English is a living language. People keep changing things in it. I, for one, think the bracketed ellipses looks idiotic. I also intentionally ignore the "rule" about putting a period *inside* the quotation marks if the quoted bit ends a sentence. The period belongs to the sentence, not the quote.
Many of these fiddly little MLA rules are completely arbitrary and nonbinding from one generation to the next. In the words of Colette in Ratatouille, they are the works of "antiquated old men". I have no problem ignoring stupid rules made either by one person with inordinate influence, an ivory tower committee, or mindless social trends.
More than anything, I think that teaching people how to write should be more about promoting clarity of thought and clarity of communication. Arbitrary systems of punctuation and format strain at gnats in a perverse "oneupmanship" competition to straitjacket the written word.
There are all sorts of idiotic rules, like the "double space after a period" which has been changed to single space (I still prefer double; it looks cleaner to me), the inconsistent behavior between punctuation and quotation, and citation insanity.
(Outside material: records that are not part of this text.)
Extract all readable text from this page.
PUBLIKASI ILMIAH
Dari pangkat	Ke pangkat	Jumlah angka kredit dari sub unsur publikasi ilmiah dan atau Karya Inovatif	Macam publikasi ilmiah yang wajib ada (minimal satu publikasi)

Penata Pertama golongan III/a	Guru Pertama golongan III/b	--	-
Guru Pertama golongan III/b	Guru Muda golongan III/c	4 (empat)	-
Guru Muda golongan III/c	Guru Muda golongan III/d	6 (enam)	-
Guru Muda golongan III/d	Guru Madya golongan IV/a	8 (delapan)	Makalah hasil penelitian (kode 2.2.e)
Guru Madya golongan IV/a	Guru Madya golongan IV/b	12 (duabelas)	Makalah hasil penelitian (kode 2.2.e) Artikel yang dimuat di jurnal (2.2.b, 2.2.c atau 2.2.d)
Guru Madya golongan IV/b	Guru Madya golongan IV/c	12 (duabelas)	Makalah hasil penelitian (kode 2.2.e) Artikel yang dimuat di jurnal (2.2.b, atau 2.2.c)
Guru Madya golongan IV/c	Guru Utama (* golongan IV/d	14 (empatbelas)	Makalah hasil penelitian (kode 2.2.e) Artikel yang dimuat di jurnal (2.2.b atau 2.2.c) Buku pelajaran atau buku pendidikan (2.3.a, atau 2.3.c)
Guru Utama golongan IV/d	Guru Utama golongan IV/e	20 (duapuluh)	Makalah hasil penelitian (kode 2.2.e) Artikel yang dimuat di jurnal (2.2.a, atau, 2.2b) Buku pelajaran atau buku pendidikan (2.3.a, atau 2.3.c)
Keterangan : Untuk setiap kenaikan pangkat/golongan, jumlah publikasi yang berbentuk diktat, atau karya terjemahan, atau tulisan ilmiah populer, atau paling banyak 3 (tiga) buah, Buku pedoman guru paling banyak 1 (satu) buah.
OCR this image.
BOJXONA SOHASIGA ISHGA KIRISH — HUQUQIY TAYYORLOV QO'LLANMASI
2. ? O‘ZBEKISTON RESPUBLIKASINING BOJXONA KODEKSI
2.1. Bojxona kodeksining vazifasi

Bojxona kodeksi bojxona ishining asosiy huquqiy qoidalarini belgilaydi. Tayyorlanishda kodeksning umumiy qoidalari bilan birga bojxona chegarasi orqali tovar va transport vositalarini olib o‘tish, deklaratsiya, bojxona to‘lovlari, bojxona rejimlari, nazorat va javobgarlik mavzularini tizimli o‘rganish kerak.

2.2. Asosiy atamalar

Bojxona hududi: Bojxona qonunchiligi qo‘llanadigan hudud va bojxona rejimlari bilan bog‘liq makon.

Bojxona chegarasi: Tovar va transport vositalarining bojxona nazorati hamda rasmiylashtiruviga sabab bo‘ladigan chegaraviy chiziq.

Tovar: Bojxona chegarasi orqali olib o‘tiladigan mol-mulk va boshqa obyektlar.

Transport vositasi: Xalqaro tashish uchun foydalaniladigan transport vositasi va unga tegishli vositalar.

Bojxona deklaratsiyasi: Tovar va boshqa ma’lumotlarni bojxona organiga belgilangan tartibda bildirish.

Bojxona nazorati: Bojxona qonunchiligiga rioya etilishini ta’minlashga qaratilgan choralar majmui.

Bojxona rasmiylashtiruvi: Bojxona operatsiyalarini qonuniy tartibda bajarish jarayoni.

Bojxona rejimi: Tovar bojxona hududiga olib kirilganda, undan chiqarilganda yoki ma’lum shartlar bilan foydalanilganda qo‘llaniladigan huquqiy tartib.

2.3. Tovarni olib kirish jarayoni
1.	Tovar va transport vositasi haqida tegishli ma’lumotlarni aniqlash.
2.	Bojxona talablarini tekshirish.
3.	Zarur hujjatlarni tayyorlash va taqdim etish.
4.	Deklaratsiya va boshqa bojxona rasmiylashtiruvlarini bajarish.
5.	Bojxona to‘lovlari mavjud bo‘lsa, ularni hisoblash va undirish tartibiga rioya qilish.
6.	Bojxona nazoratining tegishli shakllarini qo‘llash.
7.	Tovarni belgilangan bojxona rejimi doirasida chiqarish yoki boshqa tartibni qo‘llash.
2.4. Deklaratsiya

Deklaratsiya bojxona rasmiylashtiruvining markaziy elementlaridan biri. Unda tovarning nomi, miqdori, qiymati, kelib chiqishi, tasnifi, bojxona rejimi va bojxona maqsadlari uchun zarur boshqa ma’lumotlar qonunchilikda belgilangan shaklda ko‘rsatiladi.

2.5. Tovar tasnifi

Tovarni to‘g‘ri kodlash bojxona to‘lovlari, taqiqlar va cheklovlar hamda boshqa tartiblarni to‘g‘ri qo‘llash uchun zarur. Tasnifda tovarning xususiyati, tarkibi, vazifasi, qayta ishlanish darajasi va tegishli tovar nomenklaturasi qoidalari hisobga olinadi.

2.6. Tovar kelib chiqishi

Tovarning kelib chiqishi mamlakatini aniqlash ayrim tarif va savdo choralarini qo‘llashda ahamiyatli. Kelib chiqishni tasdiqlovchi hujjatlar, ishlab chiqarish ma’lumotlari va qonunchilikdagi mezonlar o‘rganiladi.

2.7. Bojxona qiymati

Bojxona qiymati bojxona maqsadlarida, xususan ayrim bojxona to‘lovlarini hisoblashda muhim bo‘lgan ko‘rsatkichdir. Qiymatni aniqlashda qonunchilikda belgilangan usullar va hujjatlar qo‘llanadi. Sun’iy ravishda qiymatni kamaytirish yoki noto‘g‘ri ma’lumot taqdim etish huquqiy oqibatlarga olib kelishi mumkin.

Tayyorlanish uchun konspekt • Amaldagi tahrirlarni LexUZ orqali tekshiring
Yes, I'd lose points in a hardnose class, but I'd rather spend my writing time crafting compelling content, not obsessing about the window dressing, spending inordinate time on the minutae that has miniscule value.
If anything, your original professor is doing a disservice to his students by being caught up in the details. It's no wonder college students don't manage to learn how to *think* these days. They are too busy with periods and commas.
So… rant concluded, I think you handled it well, though I would note that you could go further. There's no shame in being a bit behind the times when they constantly change the rules. There's no shame in not knowing rules that have no reasonable effect on the *content* of what your students are writing. English changes. That's part of the game.